I absolutely hate reading books about war because they upset me so much. I usually end up angry and crying. Or angry and with a headache because I’m trying not to cry. Basically, it all just upsets the crap out of me and I don’t like it.
The Nightingale, by Kristin Hannah, is no exception. I didn’t think it would be and although it was on my To-Read list, I probably wouldn’t have gotten around to reading it if it wasn’t selected by my book club. But, it was, and I had to read it and I ended up angry and crying both when I was reading the book and during the book club discussion.
Which isn’t to say this is not a good book. It is. Hannah is a good writer and the book is written well. It tells the story of two French women, sisters, during WWII. The older sister, Vianne, lives in a village with her husband and daughter while the younger sister, Isabelle, lives in Paris. Isabelle and Vianne don’t much get along and when they get separated during the Occupation, neither seems particularly bothered by it. Although their paths occasionally cross, they spend most of the war dealing with the Occupation, and with the Nazi occupiers, in different ways.
One of our book club members felt the book lagged in the middle, and I could see why she thought that, but I thought it was pretty smart of Hannah to do that. Because there was lag during the war in France. France was not taken all at once and so there were waves of refugees and waves of Nazis and waves of bombings and waves of neighbors being taken to camps and/or killed.
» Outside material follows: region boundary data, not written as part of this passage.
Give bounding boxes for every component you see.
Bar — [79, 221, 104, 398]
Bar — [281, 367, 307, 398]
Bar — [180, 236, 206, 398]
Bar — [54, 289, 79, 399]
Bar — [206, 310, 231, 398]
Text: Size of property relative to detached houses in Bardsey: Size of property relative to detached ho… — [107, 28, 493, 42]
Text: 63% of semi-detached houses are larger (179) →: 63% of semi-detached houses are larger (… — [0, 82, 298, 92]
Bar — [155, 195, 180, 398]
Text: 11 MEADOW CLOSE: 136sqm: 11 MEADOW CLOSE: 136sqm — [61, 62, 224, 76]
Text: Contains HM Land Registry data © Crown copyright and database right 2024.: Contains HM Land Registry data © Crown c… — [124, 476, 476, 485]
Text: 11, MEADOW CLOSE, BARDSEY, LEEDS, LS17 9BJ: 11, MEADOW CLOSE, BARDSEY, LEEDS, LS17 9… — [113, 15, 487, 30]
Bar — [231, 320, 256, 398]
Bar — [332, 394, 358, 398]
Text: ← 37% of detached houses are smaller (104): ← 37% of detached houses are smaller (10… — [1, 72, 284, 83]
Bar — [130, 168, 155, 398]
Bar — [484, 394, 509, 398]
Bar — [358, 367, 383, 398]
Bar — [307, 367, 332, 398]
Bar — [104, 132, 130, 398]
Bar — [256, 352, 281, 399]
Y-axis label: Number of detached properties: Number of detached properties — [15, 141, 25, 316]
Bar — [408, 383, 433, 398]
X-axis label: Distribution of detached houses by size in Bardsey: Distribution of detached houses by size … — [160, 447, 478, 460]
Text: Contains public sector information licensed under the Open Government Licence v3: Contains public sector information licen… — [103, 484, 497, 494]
So, you could see why some people thought, “Oh, the Nazi occupation won’t be so bad. They haven’t killed anyone I know yet.”
I guess what I’m saying is that it’s easy to get complacent because evil people don’t wear t-shirts that read “Hi, I’m Evil and I’m here to ruin everything you love.” And it would be nice if they did, but they don’t and that sucks. But we all need to keep our guard up and remember that a Nazi, is a Nazi, is a Nazi.